A New Zealand Bill for a plebiscite about creating a politicians’ republic has been defeated in its first stage.
Green Party MP Keith Locke’s Head of State Referenda Bill was defeated at its first reading 68-53. The National, ACT, the Maori Party and the Progressive Party opposed it. Labour supported sending it to a select committee and it was also backed by the Greens and United Future, according to the New Zealand Press Association.
The first plebiscite (misleadingly called a referendum) would have asked whether the voters wished to continue with the Sovereign as Head of State, or to change to either a Head of State appointed by a vote of at least 75% of the House of Representatives, or a Head of State directly elected by the people.
Within twelve months, a second plebiscite would have to be taken on the two options for Head of State that polled the most votes in the first referendum. If a majority of voters voted for either of the republican models, the Governor-General was to become New Zealand’s Head of State and would remain so until a replacement is appointed or elected.

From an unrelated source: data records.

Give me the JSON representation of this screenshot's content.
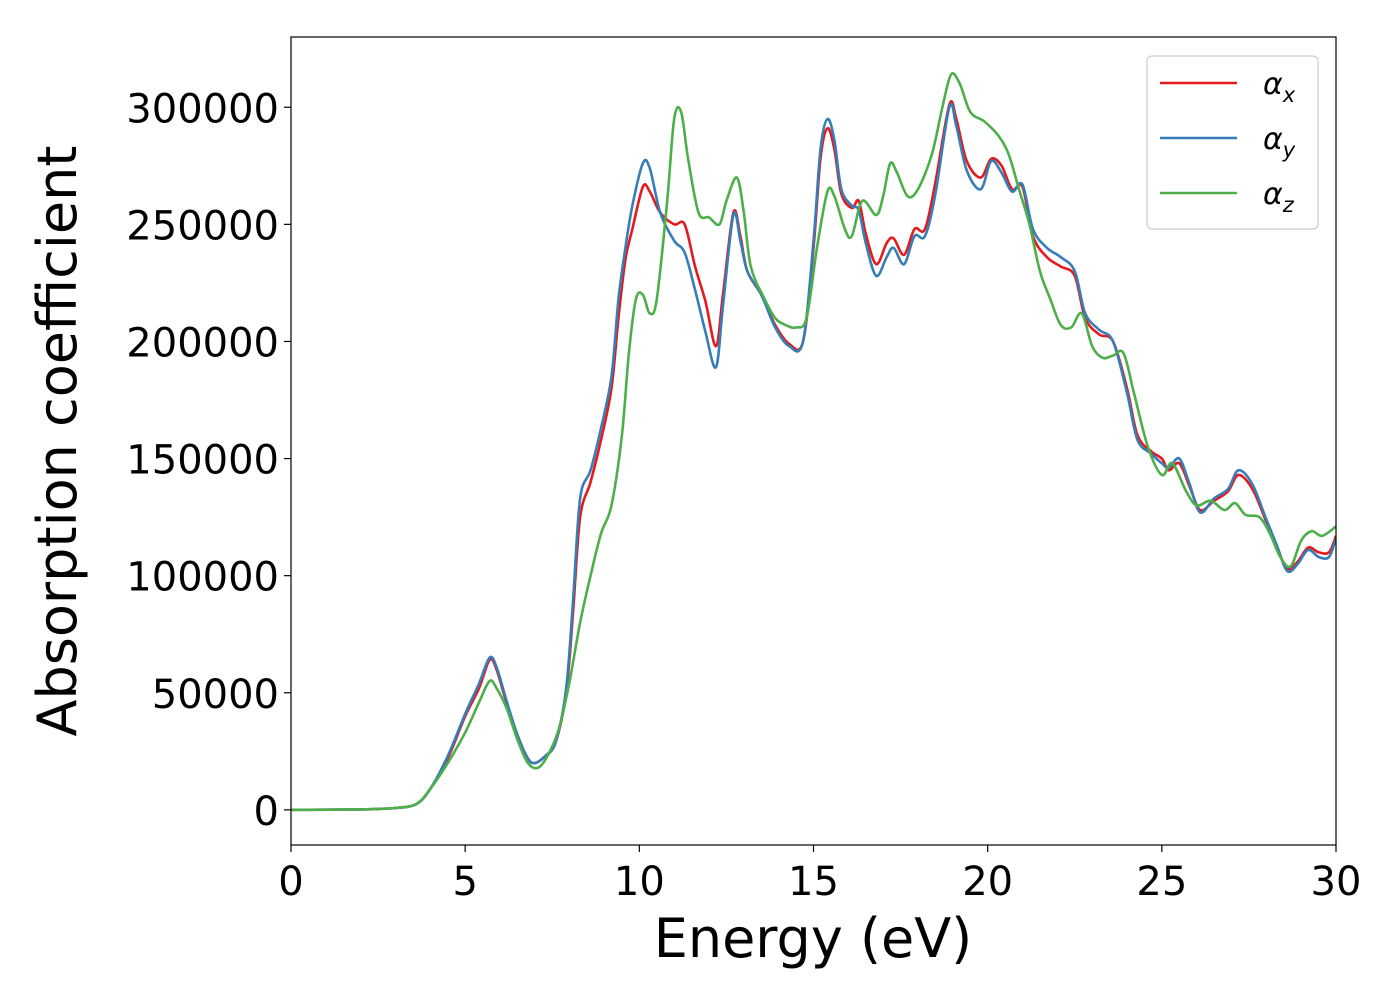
{
  "chart_data": {
    "type": "line",
    "title": "",
    "xlabel": "Energy (eV)",
    "ylabel": "Absorption coefficient",
    "xlim": [
      0,
      30
    ],
    "ylim": [
      -15000,
      330000
    ],
    "xticks": [
      0,
      5,
      10,
      15,
      20,
      25,
      30
    ],
    "xtick_labels": [
      "0",
      "5",
      "10",
      "15",
      "20",
      "25",
      "30"
    ],
    "yticks": [
      0,
      50000,
      100000,
      150000,
      200000,
      250000,
      300000
    ],
    "ytick_labels": [
      "0",
      "50000",
      "100000",
      "150000",
      "200000",
      "250000",
      "300000"
    ],
    "grid": false,
    "legend_position": "top-right",
    "series": [
      {
        "name": "αx",
        "symbol": "α",
        "subscript": "x",
        "color": "#e41a1c",
        "points": [
          [
            0,
            0
          ],
          [
            2,
            200
          ],
          [
            3,
            800
          ],
          [
            3.6,
            2500
          ],
          [
            4,
            9000
          ],
          [
            4.5,
            22000
          ],
          [
            5,
            40000
          ],
          [
            5.4,
            52000
          ],
          [
            5.7,
            64000
          ],
          [
            5.9,
            60000
          ],
          [
            6.2,
            45000
          ],
          [
            6.5,
            32000
          ],
          [
            6.8,
            22000
          ],
          [
            7,
            20000
          ],
          [
            7.3,
            23000
          ],
          [
            7.6,
            29000
          ],
          [
            7.9,
            50000
          ],
          [
            8.1,
            85000
          ],
          [
            8.3,
            125000
          ],
          [
            8.6,
            140000
          ],
          [
            8.9,
            158000
          ],
          [
            9.2,
            180000
          ],
          [
            9.4,
            210000
          ],
          [
            9.6,
            235000
          ],
          [
            9.8,
            248000
          ],
          [
            10.1,
            266000
          ],
          [
            10.3,
            264000
          ],
          [
            10.6,
            255000
          ],
          [
            11,
            250000
          ],
          [
            11.3,
            250000
          ],
          [
            11.6,
            232000
          ],
          [
            11.9,
            217000
          ],
          [
            12.2,
            198000
          ],
          [
            12.4,
            220000
          ],
          [
            12.7,
            255000
          ],
          [
            12.9,
            245000
          ],
          [
            13.1,
            230000
          ],
          [
            13.5,
            220000
          ],
          [
            13.9,
            207000
          ],
          [
            14.3,
            199000
          ],
          [
            14.7,
            200000
          ],
          [
            15,
            240000
          ],
          [
            15.2,
            278000
          ],
          [
            15.4,
            291000
          ],
          [
            15.6,
            282000
          ],
          [
            15.8,
            263000
          ],
          [
            16.1,
            257000
          ],
          [
            16.3,
            260000
          ],
          [
            16.5,
            246000
          ],
          [
            16.8,
            233000
          ],
          [
            17.1,
            242000
          ],
          [
            17.3,
            244000
          ],
          [
            17.6,
            237000
          ],
          [
            17.9,
            248000
          ],
          [
            18.2,
            248000
          ],
          [
            18.5,
            268000
          ],
          [
            18.9,
            301000
          ],
          [
            19.1,
            295000
          ],
          [
            19.4,
            277000
          ],
          [
            19.8,
            270000
          ],
          [
            20.1,
            278000
          ],
          [
            20.4,
            275000
          ],
          [
            20.7,
            265000
          ],
          [
            21,
            266000
          ],
          [
            21.3,
            245000
          ],
          [
            21.7,
            236000
          ],
          [
            22.1,
            232000
          ],
          [
            22.5,
            228000
          ],
          [
            22.8,
            210000
          ],
          [
            23.2,
            203000
          ],
          [
            23.6,
            200000
          ],
          [
            24,
            180000
          ],
          [
            24.3,
            160000
          ],
          [
            24.7,
            153000
          ],
          [
            25,
            150000
          ],
          [
            25.2,
            145000
          ],
          [
            25.5,
            148000
          ],
          [
            25.8,
            138000
          ],
          [
            26.1,
            128000
          ],
          [
            26.5,
            132000
          ],
          [
            26.9,
            136000
          ],
          [
            27.2,
            143000
          ],
          [
            27.6,
            137000
          ],
          [
            28,
            123000
          ],
          [
            28.3,
            112000
          ],
          [
            28.6,
            103000
          ],
          [
            28.9,
            106000
          ],
          [
            29.2,
            112000
          ],
          [
            29.5,
            110000
          ],
          [
            29.8,
            110000
          ],
          [
            30,
            117000
          ]
        ]
      },
      {
        "name": "αy",
        "symbol": "α",
        "subscript": "y",
        "color": "#377eb8",
        "points": [
          [
            0,
            0
          ],
          [
            2,
            200
          ],
          [
            3,
            800
          ],
          [
            3.6,
            2500
          ],
          [
            4,
            9000
          ],
          [
            4.5,
            23000
          ],
          [
            5,
            41000
          ],
          [
            5.4,
            54000
          ],
          [
            5.7,
            65000
          ],
          [
            5.9,
            61000
          ],
          [
            6.2,
            46000
          ],
          [
            6.5,
            32000
          ],
          [
            6.8,
            22000
          ],
          [
            7,
            20000
          ],
          [
            7.3,
            23000
          ],
          [
            7.6,
            29000
          ],
          [
            7.9,
            52000
          ],
          [
            8.1,
            90000
          ],
          [
            8.3,
            133000
          ],
          [
            8.6,
            145000
          ],
          [
            8.9,
            163000
          ],
          [
            9.2,
            185000
          ],
          [
            9.4,
            218000
          ],
          [
            9.6,
            240000
          ],
          [
            9.8,
            258000
          ],
          [
            10.1,
            276000
          ],
          [
            10.3,
            274000
          ],
          [
            10.6,
            255000
          ],
          [
            11,
            243000
          ],
          [
            11.3,
            238000
          ],
          [
            11.6,
            222000
          ],
          [
            11.9,
            204000
          ],
          [
            12.2,
            189000
          ],
          [
            12.4,
            215000
          ],
          [
            12.7,
            254000
          ],
          [
            12.9,
            243000
          ],
          [
            13.1,
            230000
          ],
          [
            13.5,
            220000
          ],
          [
            13.9,
            206000
          ],
          [
            14.3,
            198000
          ],
          [
            14.7,
            200000
          ],
          [
            15,
            243000
          ],
          [
            15.2,
            282000
          ],
          [
            15.4,
            295000
          ],
          [
            15.6,
            286000
          ],
          [
            15.8,
            265000
          ],
          [
            16.1,
            258000
          ],
          [
            16.3,
            256000
          ],
          [
            16.5,
            242000
          ],
          [
            16.8,
            228000
          ],
          [
            17.1,
            236000
          ],
          [
            17.3,
            240000
          ],
          [
            17.6,
            233000
          ],
          [
            17.9,
            245000
          ],
          [
            18.2,
            245000
          ],
          [
            18.5,
            263000
          ],
          [
            18.9,
            300000
          ],
          [
            19.1,
            292000
          ],
          [
            19.4,
            273000
          ],
          [
            19.8,
            265000
          ],
          [
            20.1,
            277000
          ],
          [
            20.4,
            272000
          ],
          [
            20.7,
            264000
          ],
          [
            21,
            267000
          ],
          [
            21.3,
            248000
          ],
          [
            21.7,
            240000
          ],
          [
            22.1,
            236000
          ],
          [
            22.5,
            230000
          ],
          [
            22.8,
            212000
          ],
          [
            23.2,
            205000
          ],
          [
            23.6,
            200000
          ],
          [
            24,
            178000
          ],
          [
            24.3,
            158000
          ],
          [
            24.7,
            152000
          ],
          [
            25,
            148000
          ],
          [
            25.2,
            146000
          ],
          [
            25.5,
            150000
          ],
          [
            25.8,
            139000
          ],
          [
            26.1,
            127000
          ],
          [
            26.5,
            133000
          ],
          [
            26.9,
            137000
          ],
          [
            27.2,
            145000
          ],
          [
            27.6,
            139000
          ],
          [
            28,
            124000
          ],
          [
            28.3,
            113000
          ],
          [
            28.6,
            102000
          ],
          [
            28.9,
            105000
          ],
          [
            29.2,
            111000
          ],
          [
            29.5,
            108000
          ],
          [
            29.8,
            108000
          ],
          [
            30,
            116000
          ]
        ]
      },
      {
        "name": "αz",
        "symbol": "α",
        "subscript": "z",
        "color": "#4daf4a",
        "points": [
          [
            0,
            0
          ],
          [
            2,
            200
          ],
          [
            3,
            800
          ],
          [
            3.6,
            2500
          ],
          [
            4,
            9000
          ],
          [
            4.5,
            20000
          ],
          [
            5,
            33000
          ],
          [
            5.4,
            46000
          ],
          [
            5.7,
            55000
          ],
          [
            5.9,
            52000
          ],
          [
            6.2,
            43000
          ],
          [
            6.5,
            30000
          ],
          [
            6.8,
            20000
          ],
          [
            7.1,
            18000
          ],
          [
            7.4,
            24000
          ],
          [
            7.7,
            35000
          ],
          [
            8,
            55000
          ],
          [
            8.3,
            80000
          ],
          [
            8.6,
            100000
          ],
          [
            8.9,
            118000
          ],
          [
            9.2,
            130000
          ],
          [
            9.5,
            160000
          ],
          [
            9.7,
            195000
          ],
          [
            9.9,
            218000
          ],
          [
            10.1,
            220000
          ],
          [
            10.3,
            212000
          ],
          [
            10.5,
            218000
          ],
          [
            10.8,
            260000
          ],
          [
            11,
            295000
          ],
          [
            11.2,
            298000
          ],
          [
            11.4,
            278000
          ],
          [
            11.7,
            255000
          ],
          [
            12,
            253000
          ],
          [
            12.3,
            250000
          ],
          [
            12.5,
            260000
          ],
          [
            12.8,
            270000
          ],
          [
            13,
            255000
          ],
          [
            13.2,
            232000
          ],
          [
            13.6,
            218000
          ],
          [
            13.9,
            210000
          ],
          [
            14.2,
            207000
          ],
          [
            14.5,
            206000
          ],
          [
            14.8,
            210000
          ],
          [
            15.1,
            240000
          ],
          [
            15.4,
            264000
          ],
          [
            15.6,
            262000
          ],
          [
            15.9,
            248000
          ],
          [
            16.1,
            245000
          ],
          [
            16.4,
            260000
          ],
          [
            16.8,
            254000
          ],
          [
            17,
            262000
          ],
          [
            17.2,
            276000
          ],
          [
            17.4,
            272000
          ],
          [
            17.7,
            262000
          ],
          [
            18,
            265000
          ],
          [
            18.4,
            280000
          ],
          [
            18.7,
            300000
          ],
          [
            18.95,
            314000
          ],
          [
            19.2,
            310000
          ],
          [
            19.5,
            298000
          ],
          [
            19.9,
            294000
          ],
          [
            20.3,
            288000
          ],
          [
            20.6,
            280000
          ],
          [
            20.9,
            265000
          ],
          [
            21.2,
            250000
          ],
          [
            21.5,
            230000
          ],
          [
            21.8,
            218000
          ],
          [
            22.1,
            207000
          ],
          [
            22.4,
            206000
          ],
          [
            22.7,
            212000
          ],
          [
            23,
            198000
          ],
          [
            23.3,
            193000
          ],
          [
            23.6,
            194000
          ],
          [
            23.9,
            195000
          ],
          [
            24.2,
            178000
          ],
          [
            24.6,
            155000
          ],
          [
            25,
            143000
          ],
          [
            25.3,
            148000
          ],
          [
            25.7,
            136000
          ],
          [
            26,
            130000
          ],
          [
            26.4,
            132000
          ],
          [
            26.8,
            128000
          ],
          [
            27.1,
            131000
          ],
          [
            27.4,
            126000
          ],
          [
            27.8,
            125000
          ],
          [
            28.1,
            118000
          ],
          [
            28.4,
            108000
          ],
          [
            28.7,
            104000
          ],
          [
            29,
            115000
          ],
          [
            29.3,
            119000
          ],
          [
            29.6,
            117000
          ],
          [
            30,
            121000
          ]
        ]
      }
    ]
  }
}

….constitutional monarchists welcome defeat…
Monarchy New Zealand welcomed the defeat of the Bill.“This has already been an expensive and time-consuming waste of taxpayer’s money” said Professor Noel Cox, Chairperson of Monarchy New Zealand.
“It is remarkable that one man’s obsession has been allowed to take up so much parliamentary time and money when there are many other more important issues of concern to New Zealanders.”
“Mr Locke’s bill was poorly conceived, attempted to subvert the democratic process, and sought to hide dramatic constitutional changes behind a rather glib question.”
“Studies have repeatedly shown that constitutional monarchies around the world are more gender balanced, more multi-cultural, and more inclusive than republics. New Zealanders strongly support their democratic monarchy, and are rightly proud of it.”
“Individual politicians should not promote radical constitutional change simply because of their own personal ideological agenda, and then attempt to persuade us that they are acting in the best interests of all New Zealanders. We are mature enough to decide our own constitutional future.”
National MP Simon Bridges said his party opposed the bill and he personally wasn't much concerned about the issue. "There are much more important things to deal with," he said.
"Over time we might look seriously at becoming a republic but now is not the time. It would be a distraction."
Labour's Charles Chauvel said the bill should go to a select committee so there could be a public discussion.
"Tonight isn't going to see the start of the republican journey, but the day surely doesn't lie far ahead," he said. Maori Party MP Rahue Katene said the bill had the potential to make Maori's relationship with the Crown obsolete. Speaking in reply to the debate, Mr Locke said his bill would have had a majority if the Government had allowed its MPs to have a free vote.